2 Article Variable expressivity of FGF3 mutations associated with deafness and LAMM syndrome. 2011

Riazuddin, Saima / Ahmed, Zubair M / Hegde, Rashmi S / Khan, Shaheen N / Nasir, Idrees / Shaukat, Uzma / Riazuddin, Sheikh / Butman, John A / Griffith, Andrew J / Friedman, Thomas B / Choi, Byung Yoon. ·Laboratory of Molecular Genetics, Division of Pediatric Otolaryngology Head & Neck Surgery, Cincinnati Children's Hospital Research Foundation, and University of Cincinnati, College of Medicine, Cincinnati, OH, USA. ·BMC Med Genet · Pubmed #21306635.
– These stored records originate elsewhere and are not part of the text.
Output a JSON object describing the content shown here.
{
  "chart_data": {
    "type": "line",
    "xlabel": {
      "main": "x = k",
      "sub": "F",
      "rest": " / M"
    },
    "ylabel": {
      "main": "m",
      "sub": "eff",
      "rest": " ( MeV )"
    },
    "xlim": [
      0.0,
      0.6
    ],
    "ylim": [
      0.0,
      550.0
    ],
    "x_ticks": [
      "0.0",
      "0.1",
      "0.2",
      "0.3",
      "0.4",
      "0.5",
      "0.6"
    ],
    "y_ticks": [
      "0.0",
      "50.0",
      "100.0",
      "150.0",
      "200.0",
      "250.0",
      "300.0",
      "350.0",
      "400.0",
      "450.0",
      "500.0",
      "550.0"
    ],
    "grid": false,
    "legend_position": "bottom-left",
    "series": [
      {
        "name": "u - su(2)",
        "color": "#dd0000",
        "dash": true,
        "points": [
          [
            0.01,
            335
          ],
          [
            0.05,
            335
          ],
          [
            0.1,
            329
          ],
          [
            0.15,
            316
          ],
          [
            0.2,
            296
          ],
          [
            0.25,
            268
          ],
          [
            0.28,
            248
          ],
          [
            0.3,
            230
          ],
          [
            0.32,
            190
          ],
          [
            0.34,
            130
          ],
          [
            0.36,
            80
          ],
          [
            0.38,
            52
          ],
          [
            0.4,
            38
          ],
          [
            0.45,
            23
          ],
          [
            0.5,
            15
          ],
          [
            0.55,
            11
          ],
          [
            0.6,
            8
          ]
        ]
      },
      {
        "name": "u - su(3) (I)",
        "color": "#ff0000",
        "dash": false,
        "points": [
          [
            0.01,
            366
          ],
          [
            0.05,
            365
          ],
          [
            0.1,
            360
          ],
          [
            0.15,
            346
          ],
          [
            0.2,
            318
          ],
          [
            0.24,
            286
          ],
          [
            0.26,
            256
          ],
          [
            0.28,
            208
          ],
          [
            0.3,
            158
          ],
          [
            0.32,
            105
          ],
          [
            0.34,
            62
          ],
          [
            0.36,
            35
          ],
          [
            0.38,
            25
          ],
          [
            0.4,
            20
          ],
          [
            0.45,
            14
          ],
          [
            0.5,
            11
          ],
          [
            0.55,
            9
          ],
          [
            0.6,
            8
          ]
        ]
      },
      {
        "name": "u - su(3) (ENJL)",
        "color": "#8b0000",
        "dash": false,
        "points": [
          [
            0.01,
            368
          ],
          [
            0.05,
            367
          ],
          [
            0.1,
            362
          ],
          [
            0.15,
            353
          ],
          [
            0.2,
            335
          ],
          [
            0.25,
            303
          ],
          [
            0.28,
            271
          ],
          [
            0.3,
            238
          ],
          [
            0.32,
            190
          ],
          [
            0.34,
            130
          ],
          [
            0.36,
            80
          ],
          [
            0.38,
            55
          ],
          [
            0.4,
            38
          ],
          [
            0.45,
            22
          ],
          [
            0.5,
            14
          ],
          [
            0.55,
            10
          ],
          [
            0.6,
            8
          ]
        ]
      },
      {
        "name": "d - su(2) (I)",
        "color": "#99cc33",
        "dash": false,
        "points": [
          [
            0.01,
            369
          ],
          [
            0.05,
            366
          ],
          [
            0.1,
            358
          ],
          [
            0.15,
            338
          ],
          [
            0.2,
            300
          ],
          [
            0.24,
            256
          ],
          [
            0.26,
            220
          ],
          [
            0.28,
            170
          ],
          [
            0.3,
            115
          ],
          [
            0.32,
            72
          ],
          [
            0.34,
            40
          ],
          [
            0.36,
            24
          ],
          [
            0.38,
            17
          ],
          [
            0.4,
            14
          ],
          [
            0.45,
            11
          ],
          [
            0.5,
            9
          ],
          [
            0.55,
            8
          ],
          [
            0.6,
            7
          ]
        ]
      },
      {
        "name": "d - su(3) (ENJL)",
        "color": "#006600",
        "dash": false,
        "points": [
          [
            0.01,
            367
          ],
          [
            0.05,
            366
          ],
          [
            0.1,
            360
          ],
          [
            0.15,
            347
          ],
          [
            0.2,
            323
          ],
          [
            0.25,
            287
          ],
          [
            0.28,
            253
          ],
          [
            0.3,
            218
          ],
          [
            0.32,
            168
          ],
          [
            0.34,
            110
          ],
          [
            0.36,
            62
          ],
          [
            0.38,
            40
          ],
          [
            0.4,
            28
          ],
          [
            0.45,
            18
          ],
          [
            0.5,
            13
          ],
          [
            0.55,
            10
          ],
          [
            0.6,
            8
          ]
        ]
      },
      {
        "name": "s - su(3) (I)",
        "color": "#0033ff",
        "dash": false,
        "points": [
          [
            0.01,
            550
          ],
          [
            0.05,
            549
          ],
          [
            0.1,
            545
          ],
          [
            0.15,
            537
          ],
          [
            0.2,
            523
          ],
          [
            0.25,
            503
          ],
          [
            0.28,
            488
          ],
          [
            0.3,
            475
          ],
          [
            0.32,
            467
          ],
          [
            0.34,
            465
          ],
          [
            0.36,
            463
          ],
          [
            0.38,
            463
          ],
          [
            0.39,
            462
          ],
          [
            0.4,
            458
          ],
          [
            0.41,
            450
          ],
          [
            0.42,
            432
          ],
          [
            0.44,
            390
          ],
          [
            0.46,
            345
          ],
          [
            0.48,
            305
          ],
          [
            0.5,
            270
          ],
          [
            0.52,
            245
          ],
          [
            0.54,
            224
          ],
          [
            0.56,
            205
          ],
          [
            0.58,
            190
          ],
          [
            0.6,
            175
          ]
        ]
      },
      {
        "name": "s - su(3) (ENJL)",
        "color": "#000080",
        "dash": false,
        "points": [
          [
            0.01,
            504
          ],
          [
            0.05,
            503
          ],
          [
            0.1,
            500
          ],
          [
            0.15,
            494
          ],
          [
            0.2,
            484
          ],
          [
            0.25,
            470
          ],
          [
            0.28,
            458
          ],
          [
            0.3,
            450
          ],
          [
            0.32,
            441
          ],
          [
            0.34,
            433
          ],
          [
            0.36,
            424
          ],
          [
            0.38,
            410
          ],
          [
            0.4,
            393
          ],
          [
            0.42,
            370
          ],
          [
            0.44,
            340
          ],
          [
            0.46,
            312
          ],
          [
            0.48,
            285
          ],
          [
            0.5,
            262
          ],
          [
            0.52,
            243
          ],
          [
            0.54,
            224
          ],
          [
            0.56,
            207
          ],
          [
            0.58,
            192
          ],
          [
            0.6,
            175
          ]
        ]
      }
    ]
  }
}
ABSTRACT: BACKGROUND: Recessive mutations of fibroblast growth factor 3 (FGF3) can cause LAMM syndrome (OMIM 610706), characterized by fully penetrant complete labyrinthine aplasia, microtia and microdontia. METHODS: We performed a prospective molecular genetic and clinical study of families segregating hearing loss linked to FGF3 mutations. Ten affected individuals from three large Pakistani families segregating FGF3 mutations were imaged with CT, MRI, or both to detect inner ear abnormalities. We also modeled the three dimensional structure of FGF3 to better understand the structural consequences of the three missense mutations. RESULTS: Two families segregated reported mutations (p.R104X and p.R95W) and one family segregated a novel mutation (p.R132GfsX26) of FGF3. All individuals homozygous for p.R104X or p.R132GfsX26 had fully penetrant features of LAMM syndrome. However, recessive p.R95W mutations were associated with nearly normal looking auricles and variable inner ear structural phenotypes, similar to that reported for a Somali family also segregating p.R95W. This suggests that the mild phenotype is not entirely due to genetic background. Molecular modeling result suggests a less drastic effect of p.R95W on FGF3 function compared with known missense mutations detected in fully penetrant LAMM syndrome. Since we detected significant intrafamilial variability of the inner ear structural phenotype in the family segregating p.R95W, we also sequenced FGF10 as a likely candidate for a modifier. However, we did not find any sequence variation, pointing out that a larger sample size will be needed to map and identify a modifier. We also observed a mild to moderate bilateral conductive hearing loss in three carriers of p.R95W, suggesting either a semi-dominant effect of this mutant allele of FGF3, otitis media, or a consequence of genetic background in these three family members. CONCLUSIONS: We noted a less prominent dental and external ear phenotype in association with the homozygous p.R95W. Therefore, we conclude that the manifestations of recessive FGF3 mutations range from fully penetrant LAMM syndrome to deafness with residual inner ear structures and, by extension, with minimal syndromic features, an observation with implications for cochlear implantation candidacy.